As far as I have been able to tell, there isn't a rigorous rational for the Padé approximant. The most recent work that I found about these approximants are the two books written by Baker
- Padé Approximants (Encyclopedia of Mathematics and its Applications)
- Essentials of Padé Approximants
I haven't found any paper in the archive which answers why Padé approximants are so effective. Most people use Padé approximants inside numerical solvers and observe that the results are better than truncated Taylor series.
A Padé approximant is a particular type of rational approximation whose
power series expansion agrees with a given power series to the highest possible order. The $L,M$ Padé approximant is denoted by
$$[L/M] = \frac{P_L(x)}{Q_M(x)}$$
where $P_L(x)$ is a polynomial of degree less than or equal to $L$, and $Q_M(x)$ is a polynomial of degree less than or equal to $M$. The formal power series
$$f(x) = \sum _{j=0}^\infty f_jx^j$$
determines the coefficients by the equation
$$f(x) -\frac{P_L(x)}{Q_M(x)}=O(x^{L+M+1})$$
It is well known that Padé approximations can outperform a truncated Taylor expansion when functions contain poles, because the use of rational functions allows them to be well-represented. However, the following open questions remain
The $[L/L+J]$ Padé approximants to any meromorphic function converge in measure within any bounded region of the complex plane as $L$ approaches infinity. Can this result be extended to all entire functions? Are there entire functions which cannot be represented by a Padé approximant?
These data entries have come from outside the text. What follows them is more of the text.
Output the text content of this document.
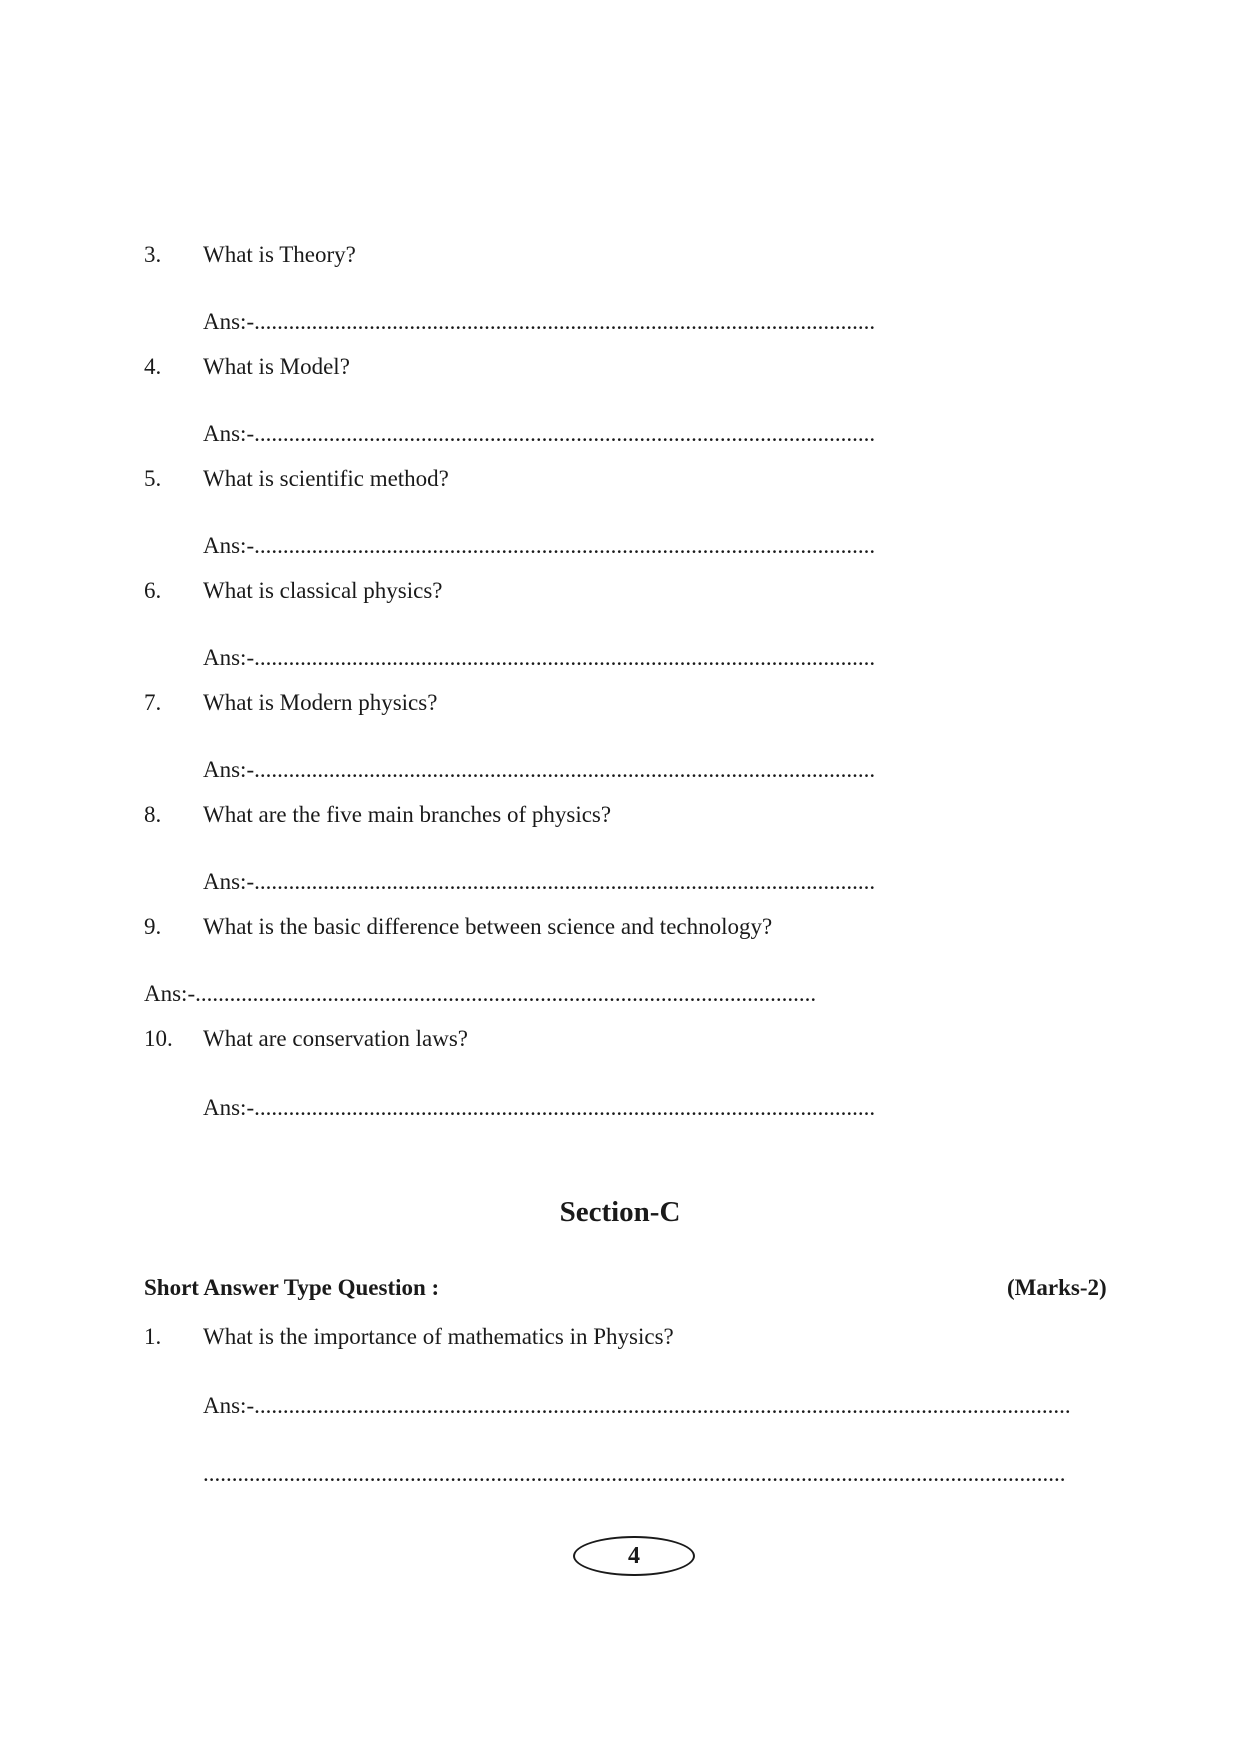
3. What is Theory?
Ans:-............................................................................................................
4. What is Model?
Ans:-............................................................................................................
5. What is scientific method?
Ans:-............................................................................................................
6. What is classical physics?
Ans:-............................................................................................................
7. What is Modern physics?
Ans:-............................................................................................................
8. What are the five main branches of physics?
Ans:-............................................................................................................
9. What is the basic difference between science and technology?
Ans:-............................................................................................................
10. What are conservation laws?
Ans:-............................................................................................................
Section-C
Short Answer Type Question :	(Marks-2)
1. What is the importance of mathematics in Physics?
Ans:-..............................................................................................................................................
......................................................................................................................................................
4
Baker has shown convergence properties for the series of Stieltjes and Polya. Can these results be extended to other infinite series? How far can one extend the convergence properties of Padé approximants?
How well can rational functions approximate the Riemann zeta function? Can we form a sequence of Padé approximants that converge uniformly to $\zeta$?
Why do Padé approximants work better than other approximants? What is the mathematical reason why Padé approximants generally produce better results than a truncated Taylor series?
There are a lot of open questions about Padé approximants. I am currently in my second year of graduate school (studying applied/computational mathematics) and might be able to investigate some of these.